Atentos a estos y otros problemas, los posmarxistas Ernesto Laclau y Chantal Mouffe nos ofrecen en su obra Hegemonía y estrategia socialista, una versión modificada de la posición de Hindess y Hirst. Suscriben íntegramente su doctrina según la cual, en palabras de los primeros, «no existe conexión lógica alguna» entre la posición de clase y la política/ideológica. También señalan que «la hegemonía presupone la construcción de la identidad misma de los agentes sociales. Laclau y Mouffe pintan una imagen más matizada que Hindess y Hirst. Introducen algunas cautas cualificaciones. Su posición es que la hegemonía construye la identidad misma de los agentes o elementos en cuestión; pero en otros lugares de su texto la representación hegemónica «modifica» o «contribuye a» los intereses sociales representados, lo que significaría que ejercen cierta influencia y autonomía propias. En otro lugar sugieren que la identidad de los elementos se «modifica al menos parcialmente» por su articulación hegemónica. Una vez hegemonizados políticamente los agentes sociales, su identidad deja de estar constituida «exclusivamente» por su ubicación social. Si esto es así, el proceso hegemonizador parece tan dominante y totalizador como lo era «la economía» para el marxismo «vulgar». Así, la lógica de la política de Laclau y Mouffe no coincide totalmente con la lógica de una teoría postestructuralista consumada que no reconociera una realidad «dada» más allá del omnipotente dominio del significante.

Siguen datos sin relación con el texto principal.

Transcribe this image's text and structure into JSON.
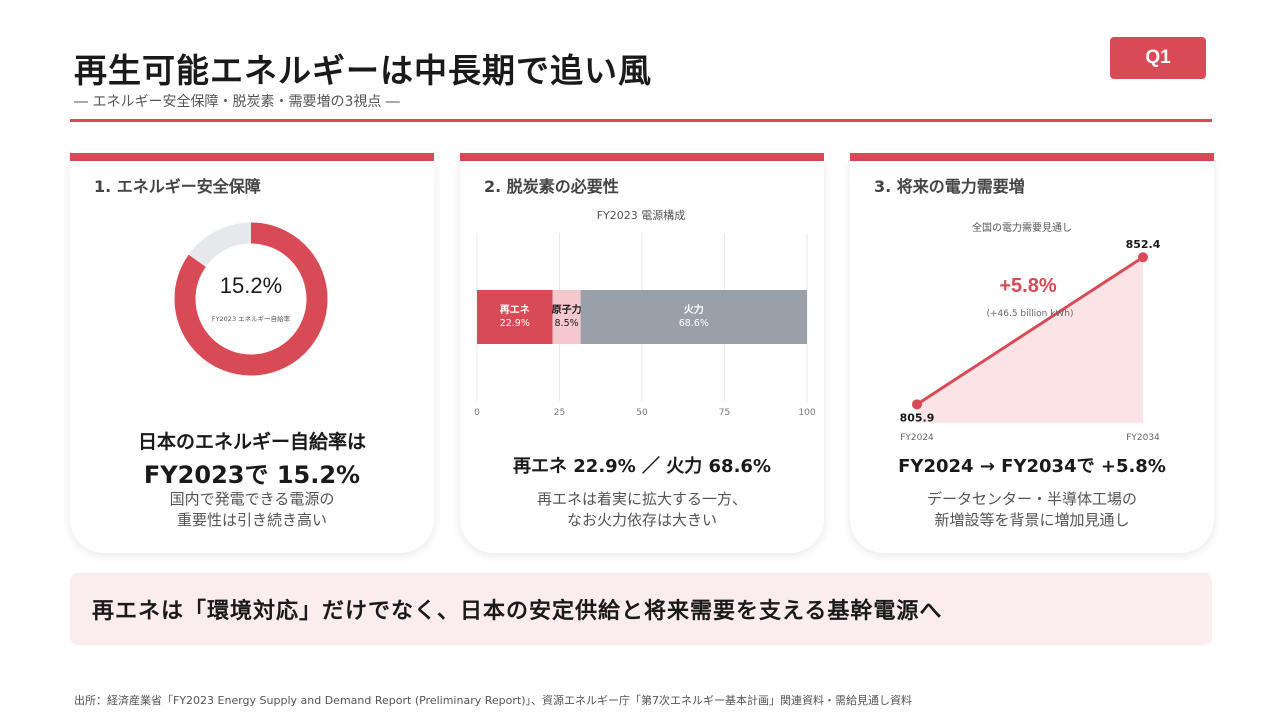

Hegemonía y estrategia socialista tiene al menos un rechazo inequívoco de la noción de «intereses objetivos», a la que no encuentra sentido alguno. Para Laclau y Mouffe, los intereses objetivos significan algo igual que los intereses que nos proporciona automáticamente nuestro lugar en las relaciones de producción. Pero ya hemos visto que hay formas más interesantes de formular este concepto. Un interés objetivo significa, entre otras cosas, un curso de acción que de hecho va en mi interés pero que yo no reconozco actualmente como tal. Una rama particular de la semiótica fue el medio esencial por el que todo un sector de la izquierda política cambió su base política del revolucionismo al reformismo. Y, a pesar de sus indudables logros, la teoría del discurso proporcionó la ideología de esta retirada política.

Con Laclau y Mouffe, llega a su apogeo lo que Perry Anderson ha denominado la «inflación del discurso» en el pensamiento postestructuralista. Ellos niegan toda validez a la distinción entre prácticas «discursivas» y «no discursivas», en razón de que una práctica está estructurada de acuerdo con un discurso. La réplica sumaria a esto es que una práctica puede estar organizada como un discurso, pero de hecho es una práctica más que un discurso. La categoría de discurso se infla hasta el punto en que «imperializa» el mundo entero, borrando la distinción entre pensamiento y realidad material. Esto tiene por efecto socavar la crítica de la ideología. Aquí, el lenguaje neonietzscheano del posmarxismo, para el cual hay poco o nada «dado» en la realidad, pertenece a un periodo de crisis política. Los teóricos del discurso posmarxistas deben proscribir la cuestión del origen de las ideas; pues lo que se postula como una tesis universal sobre el discurso, la política y los intereses, como sucede a menudo con las ideologías, está atento a todo menos a sus propias bases históricas de posibilidad.